Angon.id terus bergerak tumbuh dan membesar bersama peternak rakyat, bersama-sama kami mencari solusi atas permasalahan peternakan yang sudah lama menjadi rahasia umum, seperti : tingginya modal untuk memulai usaha peternakan yang ideal, panjangnya rantai distribusi ternak, adanya oknum tengkulak yang merusak harga pasar, hingga gelombang gagal panen akibat hasil produksi peternakan kita tidak mampu bersaing harga dengan daging impor yg lebih murah dari pada daging lokal kita sendiri karena tingginya biaya produksi peternak lokal. Angon.id optimis melalui platfrom yang dikembangkanya ini mampu membawa Indonesia berdaulat atas industri peternakannya.

Dari pengalaman gagal panen akhir tahun 2018 Angon.id menjadi momentum kami untuk melakukan perbaikan Bisnis Model Validasi dengan meluncurkan aplikasi angon.id veri 2.0 pada tanggal 25 Agustus 2019 serta bermaksud mengajak masyarakat Indonesia untuk ikut berpartisipasi dalam gerakan "satu orang satu ternak" . Dimana melalui aplikasi angon.id kini masyarakat bisa beternak walau hanya dengan satu ekor saja, apa pun profesi pekerjaanya.

Angon.id telah mampu menghubungkan masyarakat secara langsung dengan mitra peternak rakyat dalam sentra peternakan rakyat berbasis smartfarm.

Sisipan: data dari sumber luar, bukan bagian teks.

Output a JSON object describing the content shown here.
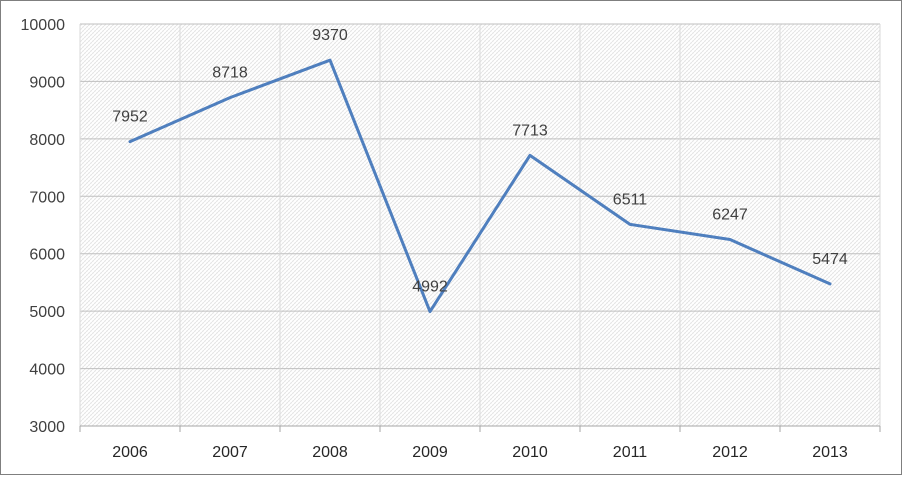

Sehingga masyarakat kini bisa beternak secara online tanpa perlu mengeluarkan biaya mahal. Cukup dengan membeli hewan ternak dalam katalog angon.id dan membayar biaya penitipannya sesuai keinginan. Hingga kemudian hasil panennya bisa diambil sesuai dengan kebutuhan. Angon.id juga dapat mengantarkan hewan ternak secara hidup, ataupun daging siap olah, tak kalah penting lagi angon.id juga dapat membantu menjualkan hasil panen ternak tersebut kepada pihak ketiga (yaitu: pihak-pihak industri yang memerlukan hasil peternakan) sehingga tercipta ekosistem sentra peternakan rakyat yang terintegrasi dari hulu hingga hilir melalui gerakan ini.

Kelebihan beternak online melalui angon.id adalah dapat menekan biaya produksi karena dilakukan secara komunal dan akhirnya mendorong tercipta daging murah dimasyarakat. Bahkan sangat dimungkinkan sekali di era digital ini saat seorang pengusaha kuliner menggunakan aplikasi angon.id untuk mengurangi biaya operasional bahan baku dagingnya karena bisa mengambil daging dari hasil panen hewan ternak online miliknya sendiri. 

Angon.id merupakan wujud nyata pengamalan sila ke 5 Pancasila atas "keadilan sosial" antara masyarakat kota dan desa. Dimana masyarakat desa mampu mendapatkan kesempatan yang sama memperoleh sejahteraan tanpa harus meninggalkan desanya. Dan masyarakat kota menjadi bersahaja tanpa harus menunggu pensiun dulu, lalu pergi ke desa baru mulai membangun. Sudah saatnya kita membangun desa dan kota secara bersamaan.

Sejahtera Desaku, Bersahaja kotaku, Jayalah Indonesiaku.